To the Editor:
In light of the recent athletic admissions scandal, the on-going and growing concussion crisis, and new reporting from The Athletic, we call on the National Collegiate Athletic Association (NCAA) and all NCAA member institutions to release two decades of data on LD/ADHD rates within their athletic programs, properly anonymized. We call also on the NCAA and universities to ensure that these rates are reported publicly and audited by impartial authorities annually hereafter. Transparency and disclosure are essential to institutional integrity and protection of athletes’ mental and physical well being.
Recent reporting by the The Athletic has alleged dramatically elevated rates of learning disability (LD) and attention deficit hyperactivity disorder (ADHD) among college athletes at the University of North Carolina, Chapel Hill, from 2004 to 2012 — rates that far exceed those found in the general population.
The sources for these allegations are UNC documents in online archives released as a result of the athletic-academic cheating scandal during the period from 1993 to 2011. We do not use the word allegation lightly.
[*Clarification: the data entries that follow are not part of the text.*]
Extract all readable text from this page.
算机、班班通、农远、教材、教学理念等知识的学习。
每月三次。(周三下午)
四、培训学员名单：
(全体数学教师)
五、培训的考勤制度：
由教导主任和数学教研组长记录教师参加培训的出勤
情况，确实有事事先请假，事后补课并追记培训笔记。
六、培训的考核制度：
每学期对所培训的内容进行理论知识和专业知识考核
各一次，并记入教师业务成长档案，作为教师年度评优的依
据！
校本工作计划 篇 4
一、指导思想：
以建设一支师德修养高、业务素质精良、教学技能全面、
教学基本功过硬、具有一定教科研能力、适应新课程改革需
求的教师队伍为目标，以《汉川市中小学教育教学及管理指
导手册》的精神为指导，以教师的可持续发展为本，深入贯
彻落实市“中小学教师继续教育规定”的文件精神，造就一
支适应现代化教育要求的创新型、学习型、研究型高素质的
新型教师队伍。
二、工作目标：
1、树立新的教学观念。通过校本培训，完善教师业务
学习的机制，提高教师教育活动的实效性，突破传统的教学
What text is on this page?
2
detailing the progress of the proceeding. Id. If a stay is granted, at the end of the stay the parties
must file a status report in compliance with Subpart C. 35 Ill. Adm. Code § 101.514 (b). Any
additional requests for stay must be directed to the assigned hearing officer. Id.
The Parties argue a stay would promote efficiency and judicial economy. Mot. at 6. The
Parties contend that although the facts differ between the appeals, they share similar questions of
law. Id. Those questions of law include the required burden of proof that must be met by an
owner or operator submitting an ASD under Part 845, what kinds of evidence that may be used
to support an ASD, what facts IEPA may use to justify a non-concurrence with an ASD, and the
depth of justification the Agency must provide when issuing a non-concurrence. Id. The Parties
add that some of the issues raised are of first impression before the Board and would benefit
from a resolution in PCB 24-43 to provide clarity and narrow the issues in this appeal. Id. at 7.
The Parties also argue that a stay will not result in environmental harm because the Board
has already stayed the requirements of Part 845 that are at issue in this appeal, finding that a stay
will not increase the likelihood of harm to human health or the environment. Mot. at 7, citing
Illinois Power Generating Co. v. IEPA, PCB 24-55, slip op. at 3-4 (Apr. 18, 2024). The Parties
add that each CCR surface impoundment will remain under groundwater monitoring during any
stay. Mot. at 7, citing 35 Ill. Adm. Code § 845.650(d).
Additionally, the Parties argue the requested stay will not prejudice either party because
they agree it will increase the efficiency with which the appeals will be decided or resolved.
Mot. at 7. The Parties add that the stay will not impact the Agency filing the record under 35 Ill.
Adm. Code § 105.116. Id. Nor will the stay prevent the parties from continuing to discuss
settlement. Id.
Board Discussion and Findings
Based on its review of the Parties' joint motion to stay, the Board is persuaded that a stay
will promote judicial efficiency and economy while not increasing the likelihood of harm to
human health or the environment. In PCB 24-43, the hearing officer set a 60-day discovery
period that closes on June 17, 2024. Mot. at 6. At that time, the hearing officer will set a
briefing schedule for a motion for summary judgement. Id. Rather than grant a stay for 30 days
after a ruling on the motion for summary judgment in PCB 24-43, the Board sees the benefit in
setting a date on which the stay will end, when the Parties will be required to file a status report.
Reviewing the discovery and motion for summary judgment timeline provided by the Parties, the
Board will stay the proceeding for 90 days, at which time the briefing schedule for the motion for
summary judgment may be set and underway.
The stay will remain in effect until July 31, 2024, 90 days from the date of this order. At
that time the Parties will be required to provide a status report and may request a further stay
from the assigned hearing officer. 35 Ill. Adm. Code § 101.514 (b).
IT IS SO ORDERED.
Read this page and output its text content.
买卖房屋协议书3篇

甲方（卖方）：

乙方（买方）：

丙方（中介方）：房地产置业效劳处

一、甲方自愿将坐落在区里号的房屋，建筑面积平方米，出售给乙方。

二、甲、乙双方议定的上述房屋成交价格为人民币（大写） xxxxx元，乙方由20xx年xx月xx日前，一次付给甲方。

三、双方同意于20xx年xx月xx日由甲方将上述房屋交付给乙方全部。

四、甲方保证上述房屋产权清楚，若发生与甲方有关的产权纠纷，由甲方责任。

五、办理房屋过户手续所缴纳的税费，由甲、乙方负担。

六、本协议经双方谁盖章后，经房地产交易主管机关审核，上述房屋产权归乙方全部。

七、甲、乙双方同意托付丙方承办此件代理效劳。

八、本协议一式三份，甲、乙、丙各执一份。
In its interim policy and procedures for responding to allegations of research misconduct (adopted September 2019), Harvard University has defined allegation to mean “a disclosure of possible research misconduct through any means of communication.”
The Athletic’s reporting qualifies. The reporting was done by Armen Keteyian, investigative journalist and 11-time Emmy Award winner; documentary film-maker Andrew Muscato; Peabody award winner and veteran of CBS’ Barbara Walters show and 60 Minutes, Alan Goldberg; and award-winning investigative journalist Christian Red. It is also largely based on a peer-reviewed 2019 article by Ted Tatos and Don Comrie in the Journal of Scientific Practice and Integrity. The documentary and article are serious communications of potential scientific misconduct, failed disclosure, and striking discrepancies between peer-reviewed published research and unpublished graduate student research. Worse, the reporting leaves open the possibility that athletic department personnel sought to use LD/ADHD diagnoses to cover up the effects of recurrent head trauma among matriculating or continuing participants in high-revenue sports.
We note that while UNC administrators and researchers refused to go on the record with reporters from The Athletic, they have subsequently and strenuously denied the allegations. We note also that one hundred neuropsychologists and clinicians have written in support of UNC’s research to UNC administrative authorities. The original authors of the study have vigorously responded to UNC’s denials as well (here and here).
Most of us in reviewing these complicated allegations are in no position to evaluate the impact of LD/ADHD incidence in concussion research findings as reported by The Athletic – although it defies credulity that a reputable magazine would publish such a story without rigorous fact-checking. As college educators, however, we are sufficiently expert in teaching and academics to evaluate the numerous ways that such patterns of diagnoses might work to keep athletes eligible or allow them to play hurt. Were this pattern wider than UNC, which we fear, it would represent the profoundest abuse of our universities’ often strained offices of disability services. It would also constitute unconscionable exploitation of college athletes.